You couldn’t ask for a better illustration of course creator David Cox’s belief that science is for everybody and, at its best, a DIY-endeavor.
Initially rolled out three years ago, “Fundamentals of Neuroscience” was one of the first MOOCs (massive open online courses) offered by HarvardX and it remains one of the most ambitious, both for its subject matter and its presentation.
It’s also been a popular success, with participants from more than 150 countries at last tally. The course, more like a sequence of stackable or standalone modules, has seen more than 210,000 unique visitors spend 120,000 hours exploring it.
“We cover the full range of biophysics, from the smallest part of a neuron up to the collective action of the brain,” says Cox, assistant professor of molecular and cellular biology and of computer science. “It’s a big, broad survey that builds up to the full organism, and we’ve organized the course from small to big.”
Three of four planned parts have been offered so far: “Electrical Properties of the Neuron” covers the fundamentals of how the components work; “Neurons and Networks” shows how they interact with each other; and “The Brain” examines how the organ functions and how sensory perception works.
But when those concepts are translated into the online format, the real fun begins. And yes, fun is the operative word: Cox and his collaborators favor a vibrant visual and directorial style for their course, taking full advantage of multimedia. The course sections come with futuristic synthesizer music, moving charts and graphs, and fanciful animations.

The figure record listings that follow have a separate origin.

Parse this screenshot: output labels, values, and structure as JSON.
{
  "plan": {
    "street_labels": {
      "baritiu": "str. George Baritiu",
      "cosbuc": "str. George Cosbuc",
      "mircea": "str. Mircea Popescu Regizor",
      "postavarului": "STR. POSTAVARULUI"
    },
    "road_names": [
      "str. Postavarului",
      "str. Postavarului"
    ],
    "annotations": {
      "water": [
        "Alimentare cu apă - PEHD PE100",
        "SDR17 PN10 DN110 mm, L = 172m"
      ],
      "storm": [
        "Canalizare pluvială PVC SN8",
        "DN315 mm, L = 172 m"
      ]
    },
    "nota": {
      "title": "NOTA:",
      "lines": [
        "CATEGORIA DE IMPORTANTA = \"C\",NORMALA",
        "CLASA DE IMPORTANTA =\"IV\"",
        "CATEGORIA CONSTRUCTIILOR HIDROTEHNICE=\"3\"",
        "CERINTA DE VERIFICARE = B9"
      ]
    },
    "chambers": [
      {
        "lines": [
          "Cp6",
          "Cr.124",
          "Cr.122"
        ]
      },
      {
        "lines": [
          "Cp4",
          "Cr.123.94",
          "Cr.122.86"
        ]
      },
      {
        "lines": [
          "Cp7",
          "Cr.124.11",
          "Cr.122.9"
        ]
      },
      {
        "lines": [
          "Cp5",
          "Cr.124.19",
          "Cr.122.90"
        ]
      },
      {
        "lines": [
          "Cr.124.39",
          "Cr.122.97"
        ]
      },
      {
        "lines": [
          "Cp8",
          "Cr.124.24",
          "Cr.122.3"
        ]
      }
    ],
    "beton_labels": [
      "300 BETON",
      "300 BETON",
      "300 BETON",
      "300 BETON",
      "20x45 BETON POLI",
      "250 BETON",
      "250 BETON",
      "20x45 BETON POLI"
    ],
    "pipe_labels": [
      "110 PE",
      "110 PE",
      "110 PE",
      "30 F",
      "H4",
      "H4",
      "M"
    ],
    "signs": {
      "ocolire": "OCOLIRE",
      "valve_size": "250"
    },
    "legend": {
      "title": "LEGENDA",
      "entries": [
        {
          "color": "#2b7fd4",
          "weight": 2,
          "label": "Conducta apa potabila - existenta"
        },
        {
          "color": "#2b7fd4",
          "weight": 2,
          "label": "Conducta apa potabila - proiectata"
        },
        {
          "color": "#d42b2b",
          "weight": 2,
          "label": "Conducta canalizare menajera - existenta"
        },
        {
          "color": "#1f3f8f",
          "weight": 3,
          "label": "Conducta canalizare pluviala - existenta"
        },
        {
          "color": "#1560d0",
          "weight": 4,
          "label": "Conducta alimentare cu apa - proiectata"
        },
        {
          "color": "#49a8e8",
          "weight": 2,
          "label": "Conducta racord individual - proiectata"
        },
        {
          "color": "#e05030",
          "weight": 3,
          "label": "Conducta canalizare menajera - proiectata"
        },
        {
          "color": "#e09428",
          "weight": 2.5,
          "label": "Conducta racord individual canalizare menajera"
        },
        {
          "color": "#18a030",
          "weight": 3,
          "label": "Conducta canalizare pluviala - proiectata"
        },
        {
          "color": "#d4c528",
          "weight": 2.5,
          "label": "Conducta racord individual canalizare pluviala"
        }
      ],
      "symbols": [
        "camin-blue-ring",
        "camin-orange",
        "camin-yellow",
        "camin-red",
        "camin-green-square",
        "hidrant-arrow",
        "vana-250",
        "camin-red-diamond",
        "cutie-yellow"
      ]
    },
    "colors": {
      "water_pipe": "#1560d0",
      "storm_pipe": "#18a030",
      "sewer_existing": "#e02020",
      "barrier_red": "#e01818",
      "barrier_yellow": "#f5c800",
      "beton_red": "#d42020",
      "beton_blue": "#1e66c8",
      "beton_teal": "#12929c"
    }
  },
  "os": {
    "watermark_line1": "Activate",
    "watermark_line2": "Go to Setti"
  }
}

One such piece, “The Synapse” — produced and narrated by Nadja Oertelt, the course’s original senior project lead and producer — verges on the psychedelic with its Claymation imagery. Deep red electric charges shoot through the animated brain, a floating skull and crossbones represent psychic disorders, and, when Oertelt mentions how perception is seasoned over time, a guiding hand “opens” the head and seasons the brain with a shaker of salt.
“I think that it’s arbitrary to make a distinction between what is entertaining and what is educational,” Oertelt says. “The reality is that we need a more diverse scientific workplace, and we need to open that space to everybody. The way to do that is to make it feel friendly, not like something only a faculty member could understand.”
Cox met Oertelt when both were at Massachusetts Institute of Technology, he as a graduate student and she as a research assistant. She is currently a senior producer at the digital media website Mashable. Both were inspired by the educational TV they grew up watching, and Cox credits Oertelt for giving the course its coherent look and feel.
And lest you conclude that online education isn’t brain surgery, sometimes it is. For one grittier segment, Oertelt interviewed a patient with Parkinson’s disease, and the camera followed the patient into the operating room where he received deep-brain stimulation to improve his motor functions.